Back to Problem Solutions forum
I've been attempting the last few days to figure out a way to make my code efficient enough to match the example's number. So far however I've only managed to get my code to properly sort the numbers, while leaving the number of passes too high to match. Any suggestions or ideas of how to tackle this are much appreciated.
package solution;
import java.util.*;
public class Solution {
public static void main(String[] args) {
Scanner input = new Scanner(System.in);
int length = input.nextInt();
int[] toSort = new int[length];
int pass = 0;
int changes = 0;
for(int i = 0; i < toSort.length; i++){
toSort[i] = input.nextInt();
}
for(int i = 1; i < toSort.length - 1; i++){
int a;
if(toSort[i] > toSort[i+1]){
a = toSort[i];
toSort[i] = toSort[i + 1];
toSort[i + 1] = a;
changes++;
}
if(toSort[i] < toSort[i-1]){
a = toSort[i];
toSort[i] = toSort[i-1];
toSort[i-1] = a;
i = 1;
changes++;
}
pass++;
}
System.out.println(Arrays.toString(toSort));
System.out.print(" " + pass + " " + changes);
input.close();
}
}
Hi! Thanks for your message!
Let us see. At first, the Bubble Sort anyway consists of two loops, one nested inside the other, like this:
for ....
for ....
if numbers-are-swapped
swap them
changes++
end-if
end-for
passes++
end-for
The internal one performs a single pass. During this pass the largest element is pushed to the end.
The outer loop makes passes repeat until all array is sorted.
Your code has only one loop so it do not perform BubbleSort.
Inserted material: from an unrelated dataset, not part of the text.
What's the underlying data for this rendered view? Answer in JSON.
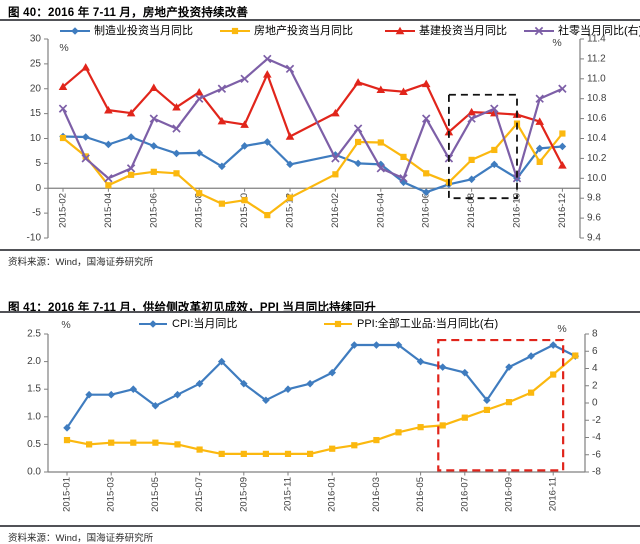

Moreover I'm not sure it performs complete sorting - it looks like for some inputs the result is not perfectly sorted.
Another thing is that the two "ifs" inside are unnecessary - normally one will left no job for the other...
Try to implement the algorithm as it is described in the problem statement. Implement the internal loop (performing pass) first, make sure it works. Then wrap it into outer loop.
Alternatively it is, of course, safe to switch to other problems temporarily - they may help to get used to nested loops etc.
@Admin, doesn't your pseudo-code imply that the number of passes should be equal to the array size? If so, then the Problem Statement for this problem seems to be incorrect:
input data:
8
3 1 4 1 5 9 2 6
answer:
5 8
Is there something I'm missing here?
When you do a pass and find nothing needs to be swapped, the array is sorted and no further passes are needed.